Oleh: Mukhlis, S.Pd., M.Pd.
Ketika mau berangkat menuju kota tua, Aku singgah sebentar menjenguknya, seperti kebiasaan lama yang kulakukan ketika wajahnya penuh iba datang bertandang dalam pikiran. Waktu menunjukkan pukul 15. 45 Wib menjelang matahari berkemas menuju sarangnya setelah menyelesaikan rutinitas harian.
Ada dua belahan jiwa yang mengaduk- aduk jiwaku dalam beberapa hari ini, yaitu Ibuku dan malaikat kecilku. Sebagai cinta pertama dan buah hatiku, tentunya ini adalah sebuah kehangatan andai rasa itu bisa kulepas.
Sebelum Aku beranjak menuju Kota Peradaban masa silam. Aku ditelepon oleh Kakakku nomor yang tiga. Tiba- tiba Handphone ku menjerit- jerit seperti tambur di pukul hujan di BulanDesember, deras sekali. Sekilas kulihat sebuah nama timbul tenggelam dilayar kotak ajaib tersebut.
Setelah Kuangkat di ujung telepon terdengar suara Kakak ku yang berbicara, " Dik..! Apa kabar ni? . Bagaimana kondisinya sehatkah? Dengan nada santai Aku menjawab bahwa Aku sehat-sehat saja. Rupanya sayup-sayup kudengar dari ujung pembicaraan suara Ibu seperti berbisik "
Coba tanya, Masih Ingatkah sama Orang tuanya?"Mendengar bisikan tersebut, hatiku sepeti diiris sembilu, pikiranku seperti diaduk- aduk ada penyesalan yang sangat dalam, Mengapa aku seperti abai pada kondisi beliau?
Spontan Aku menjawab Kakakku" Kasih Tau Ibunda Insyaallah, Besok siang Aku ke sana" Sambil mengucapkan salam untuk menutup pembicaraan.
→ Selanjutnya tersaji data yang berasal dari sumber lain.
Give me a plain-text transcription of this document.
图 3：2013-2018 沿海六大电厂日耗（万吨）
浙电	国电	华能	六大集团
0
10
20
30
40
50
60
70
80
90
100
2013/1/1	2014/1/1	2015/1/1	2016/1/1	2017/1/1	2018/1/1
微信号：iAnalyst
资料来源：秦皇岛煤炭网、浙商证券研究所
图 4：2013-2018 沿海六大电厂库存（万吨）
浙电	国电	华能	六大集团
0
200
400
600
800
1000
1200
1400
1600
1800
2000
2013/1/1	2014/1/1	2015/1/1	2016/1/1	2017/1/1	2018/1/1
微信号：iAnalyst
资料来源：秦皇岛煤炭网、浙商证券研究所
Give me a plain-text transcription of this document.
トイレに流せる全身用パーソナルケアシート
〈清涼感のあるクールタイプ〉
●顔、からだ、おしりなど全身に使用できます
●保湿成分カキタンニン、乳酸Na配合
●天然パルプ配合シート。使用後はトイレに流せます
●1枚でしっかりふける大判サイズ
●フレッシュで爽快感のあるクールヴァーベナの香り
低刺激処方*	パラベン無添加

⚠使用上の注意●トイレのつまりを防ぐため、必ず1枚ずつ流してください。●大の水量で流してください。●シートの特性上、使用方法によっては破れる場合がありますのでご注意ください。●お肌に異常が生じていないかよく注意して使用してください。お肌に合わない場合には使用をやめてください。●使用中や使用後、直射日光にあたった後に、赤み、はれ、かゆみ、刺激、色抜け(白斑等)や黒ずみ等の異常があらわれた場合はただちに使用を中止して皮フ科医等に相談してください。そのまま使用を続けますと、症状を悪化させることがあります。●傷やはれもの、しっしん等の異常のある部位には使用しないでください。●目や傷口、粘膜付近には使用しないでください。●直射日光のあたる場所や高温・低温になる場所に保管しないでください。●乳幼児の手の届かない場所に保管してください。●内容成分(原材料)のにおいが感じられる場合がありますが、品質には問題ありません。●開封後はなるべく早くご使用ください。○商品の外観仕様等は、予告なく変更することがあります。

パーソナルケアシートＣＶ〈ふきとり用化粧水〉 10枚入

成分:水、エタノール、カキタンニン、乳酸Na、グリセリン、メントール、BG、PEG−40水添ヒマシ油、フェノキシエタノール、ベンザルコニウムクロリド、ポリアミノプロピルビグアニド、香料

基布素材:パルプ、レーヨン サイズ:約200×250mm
Seiring telepon ditutup, pikiranku seperti langit ditumbuhi mendung.
Ada penyesalan yang menggumpal dalam dada. Aku tidak mampu berkata-kata , bibirku beku, lidahku kelu. Di sudut bola mata ada embun yang perlahan turun mengairi pipi sampai ke bibir. Kurasakan air mata kerinduan Ibu yang numpang lewat pada lidahku kala itu.
Waktu terus melipat jarak, Aku langsung berangkat menuju kota tua sembari singgah sebentar untuk mengobati rindu yang amat dalam. Cinta pertamaku menggelayut dalam lamunan, ketika Aku sedang mengendarai. Sesekali Aku membatin dan mengukur berapa banyak budi yang bisa kubalas dibanding dengan air susu nya yang telah ku minum. Berapa banyak waktu dan dana yang kubutuhkan untuk membalas semua itu? Namun Aku terkejut, ternyata itu memang tidak sanggup kulakukan, hanya doa di ujung salat sebagai obat peneduh jiwa.
Sesekali Aku berpikir, kenapa baru sekarang ketika senja sudah merapat pada dirinya Aku baru tersadar? Kenapa baru sekarang, ketika pipa-pipa biru membusur di kulitnya Aku jadi punya perhatian lebi? Kenapa sekarang, ketika Ia sudah tidak bisa lagi membedakan antara Aku anaknya yang bertandang ke rumahnya dengan orang lain? Kenapa baru sekarang, ketika suaranya sudah terlalu menjauh dari kerongkongan saat Ia memanggil namaku.